Sind es Streikaktionen, Sozialversicherungssysteme oder eine regelmäßig gepriesene Generationengerechtigkeit, wenn wir über Solidarität reden? Nein, ließe sich mit dem aktuellen Buch des Soziologen Heinz Bude behaupten. „Solidarität. Die Zukunft einer großen Idee“, so der Titel, verwirft das vermeintliche Abo von Linken auf diesen Begriff.

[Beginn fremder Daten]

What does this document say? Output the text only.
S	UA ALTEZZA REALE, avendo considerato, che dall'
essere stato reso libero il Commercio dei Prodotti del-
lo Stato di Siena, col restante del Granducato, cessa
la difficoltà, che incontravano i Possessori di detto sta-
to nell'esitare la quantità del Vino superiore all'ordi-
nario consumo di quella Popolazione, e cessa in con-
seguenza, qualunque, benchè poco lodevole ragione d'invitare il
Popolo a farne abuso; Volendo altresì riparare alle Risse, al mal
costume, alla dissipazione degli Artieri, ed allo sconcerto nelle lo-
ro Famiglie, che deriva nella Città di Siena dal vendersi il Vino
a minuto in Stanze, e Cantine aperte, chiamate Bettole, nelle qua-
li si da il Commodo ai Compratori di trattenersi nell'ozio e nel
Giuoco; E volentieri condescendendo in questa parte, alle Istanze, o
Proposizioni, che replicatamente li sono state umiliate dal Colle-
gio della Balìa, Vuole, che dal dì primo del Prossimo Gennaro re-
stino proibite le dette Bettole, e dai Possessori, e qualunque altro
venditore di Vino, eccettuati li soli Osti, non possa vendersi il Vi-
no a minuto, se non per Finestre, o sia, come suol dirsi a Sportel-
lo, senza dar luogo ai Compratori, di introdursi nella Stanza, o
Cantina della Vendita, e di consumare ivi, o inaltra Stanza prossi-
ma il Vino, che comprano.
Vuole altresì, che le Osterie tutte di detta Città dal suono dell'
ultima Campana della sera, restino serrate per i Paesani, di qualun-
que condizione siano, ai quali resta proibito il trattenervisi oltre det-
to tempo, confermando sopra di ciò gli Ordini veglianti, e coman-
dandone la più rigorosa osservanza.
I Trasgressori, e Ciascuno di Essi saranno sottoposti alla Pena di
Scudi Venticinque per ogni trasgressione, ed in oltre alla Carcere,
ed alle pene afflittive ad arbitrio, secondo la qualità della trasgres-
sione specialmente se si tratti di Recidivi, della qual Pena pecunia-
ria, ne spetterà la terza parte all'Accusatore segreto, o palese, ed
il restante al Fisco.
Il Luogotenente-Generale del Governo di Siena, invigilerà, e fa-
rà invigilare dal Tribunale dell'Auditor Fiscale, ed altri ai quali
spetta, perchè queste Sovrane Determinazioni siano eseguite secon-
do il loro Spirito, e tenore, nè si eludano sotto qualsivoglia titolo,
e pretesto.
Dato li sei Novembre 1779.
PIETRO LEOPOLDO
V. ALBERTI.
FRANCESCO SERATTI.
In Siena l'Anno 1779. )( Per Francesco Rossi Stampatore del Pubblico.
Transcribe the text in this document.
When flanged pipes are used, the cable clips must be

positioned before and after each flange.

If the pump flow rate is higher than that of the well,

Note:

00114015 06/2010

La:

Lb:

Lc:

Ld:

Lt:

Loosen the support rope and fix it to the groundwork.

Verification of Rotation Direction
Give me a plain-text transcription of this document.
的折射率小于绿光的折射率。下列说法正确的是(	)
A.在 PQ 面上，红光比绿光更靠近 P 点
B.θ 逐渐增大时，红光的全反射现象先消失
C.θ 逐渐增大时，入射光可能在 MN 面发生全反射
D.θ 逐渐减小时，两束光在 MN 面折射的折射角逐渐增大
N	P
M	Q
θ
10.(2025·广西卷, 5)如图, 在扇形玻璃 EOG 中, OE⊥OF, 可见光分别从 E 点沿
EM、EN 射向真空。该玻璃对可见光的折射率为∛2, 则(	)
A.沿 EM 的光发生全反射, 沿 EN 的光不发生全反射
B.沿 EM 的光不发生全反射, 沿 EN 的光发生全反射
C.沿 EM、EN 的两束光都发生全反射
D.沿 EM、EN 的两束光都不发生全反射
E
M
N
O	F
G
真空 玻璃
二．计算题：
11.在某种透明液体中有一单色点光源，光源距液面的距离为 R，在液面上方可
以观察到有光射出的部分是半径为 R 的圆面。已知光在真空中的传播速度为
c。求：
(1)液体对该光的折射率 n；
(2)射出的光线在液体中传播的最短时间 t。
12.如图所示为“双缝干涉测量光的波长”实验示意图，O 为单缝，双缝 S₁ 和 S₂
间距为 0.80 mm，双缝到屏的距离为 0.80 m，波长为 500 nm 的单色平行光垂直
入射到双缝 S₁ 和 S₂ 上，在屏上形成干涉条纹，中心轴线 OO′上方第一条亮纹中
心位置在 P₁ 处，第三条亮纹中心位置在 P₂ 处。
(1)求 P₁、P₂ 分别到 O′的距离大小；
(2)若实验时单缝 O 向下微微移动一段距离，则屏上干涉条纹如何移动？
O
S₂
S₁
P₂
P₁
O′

Die Ambivalenz untermauert bereits die Eröffnungsfrage des Buchs: „Verhalte ich mich tatsächlich solidarisch, wenn ich in meinem Handwerksbetrieb mit vier Beschäftigten einen unbegleiteten Flüchtling aus Syrien als Auszubildenden einstelle?“ Um Antworten darauf zu geben, erschien zwar nicht der Autor Heinz Bude selbst. Allerdings lud das Medienforum des Bistums Essen die beiden Experten Thomas Holtbernd und Marcus Minten ein. Holtbernd moderiert seit über zwölf Jahren das „Philosophische Café“ in Essen. Marcus Minten ist in einer Wohneinrichtung für Menschen mit Behinderung sowie in der Jugend- und Erwachsenenbildung tätig.
Beim Auftakt der Reihe „Gravuren in der Zeit“ stellten beide am Donnerstagabend die Thesen des Hochschullehrers vor. Und diese betreffen auch die Einordnung des Begriffs in das linke Lager. „Bude sagt: Verabschiedet Euch davon“, meint Minten. Überhaupt entkoppelt der Soziologe den Begriff vom Kollektiv. Zu einschneidend waren in dieser Hinsicht die Folgen von 1989, als der Begriff der Solidarität auf das Nationale eingegrenzt wurde.
„Er scheint ein Gespür zu haben für das, was in der Gesellschaft los ist“, so Thomas Holtbernd. „Solidarität hat für ihn etwas mit einer menschlichen Zuschreibung zu tun. Es hat etwas damit zu tun, was ich mache und ist eben kein Element der Gesellschaft.“ Andernfalls wirke Solidarität exklusiv wie im aktuellen Fall China, wo moderne Technik die Leistungsbereitschaft für die Gesellschaft erfasst.
Auch Empathie kann laut Bude nicht als positive, ethische Kategorie aufgefasst werden, wie Holtbernd erklärt: „Der Sadist fühlt sich auch in den Anderen ein, um besser quälen zu können.“ Startschuss für eine Erfahrung von Solidarität sei zunächst ein Empfinden für eine „zärtliche Gleichgültigkeit der Welt“. Wenn die Welt draußen gleichgültig wird, ist das Subjekt einerseits existenziell auf sich selbst zurückgeworfen, andererseits muss es sich dem Anderen öffnen, eine Entscheidung über den Umgang mit dem Anderen treffen.
Camus bildet daher die Klammer in Budes Werk. „Solidarität hat einen Moment von existenzieller Begegnung“, erklärt Minten. Erst in der Einsamkeit entstehe die Bereitschaft, solidarisch zu handeln. Holtbernd zitiert an diesem Abend daher gleich zweimal ein Zitat von Heinz Bude: „Man weiß den Gewinn der Solidarität nur zu ermessen, wenn man die Einsamkeit kennt.“ Es klingt, wie aus den besten Tagen von Sartre, Camus und Co.